I have kind of put off reading the last two chapters of this. I have enjoyed it and don't want it to be done. I also wonder what I will read next and if it'll be as good as this book has been. I am sure that book will be as good, but I wonder if what I have to say about it will be anything worth writing. Another reason is because once it is done I have no excuse not to put it into action. That makes me weak in the knees. Anyway on to the chapter.
This was a short chapter and the same thing ran through it. It's not about the journey, the phases, or even reaching the promise land. It's about experiencing and growing in Go along the way. When I finished reading this chapter I had to pray and thank God that I have experienced Him. I thanked Him that I have grown because of Him. I think of things that caused such fear in me just a few years ago and now I can do them.
I am an introvert. Going some place on my own is scary, especially if I won't know anyone when I get there. Now I have not become and extrovert but I can go on my own. I don't necessarily like it, but I can do it. That is all God!
I used to be scared of having emotions. I didn't like feeling, especially the sad and angry feelings, but now I can at least have them without feeling like they are bad. I also am learning to not rely on them. There is nothing wrong with having emotions, God made them, but they can't control me. I think that is part of the reason why I didn't like feeling them, because I didn't want to be controlled by them.
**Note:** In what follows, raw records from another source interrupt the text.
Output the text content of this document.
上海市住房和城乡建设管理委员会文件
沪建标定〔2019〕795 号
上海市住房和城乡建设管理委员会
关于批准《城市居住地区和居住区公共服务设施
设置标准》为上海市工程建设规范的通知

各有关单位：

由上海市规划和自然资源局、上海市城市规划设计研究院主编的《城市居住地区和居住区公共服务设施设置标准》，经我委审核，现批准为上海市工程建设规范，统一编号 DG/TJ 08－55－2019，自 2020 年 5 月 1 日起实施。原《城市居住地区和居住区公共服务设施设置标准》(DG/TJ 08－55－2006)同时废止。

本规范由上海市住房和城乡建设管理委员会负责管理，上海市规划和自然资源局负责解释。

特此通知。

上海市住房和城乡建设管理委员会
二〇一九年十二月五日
Lysa also mentions that she has run ahead of God, made suggestions to Him, manipulated situations, and got upset when the shortcuts didn't work. How often have I done that? I am sure more times than I have even realized. The best thing about realizing that I've tried a shortcut around God is that I can come to Him and ask for His forgiveness and He gives it! Also, I hope that I've learned from when I did try shortcuts and I can see them for what they are before I let them take over. I wish that happened every time, but I have learned from some of the times that I have.
Lysa also reminds us that the Hebrews 11 people of faith are not listed there because they lead perfect lives, but because they believed God and who He said He is. They trusted in Him. I know I may never be listed in any great people of faith list, but I hope that I will be a woman who believes God and who He says He is and trust in Him.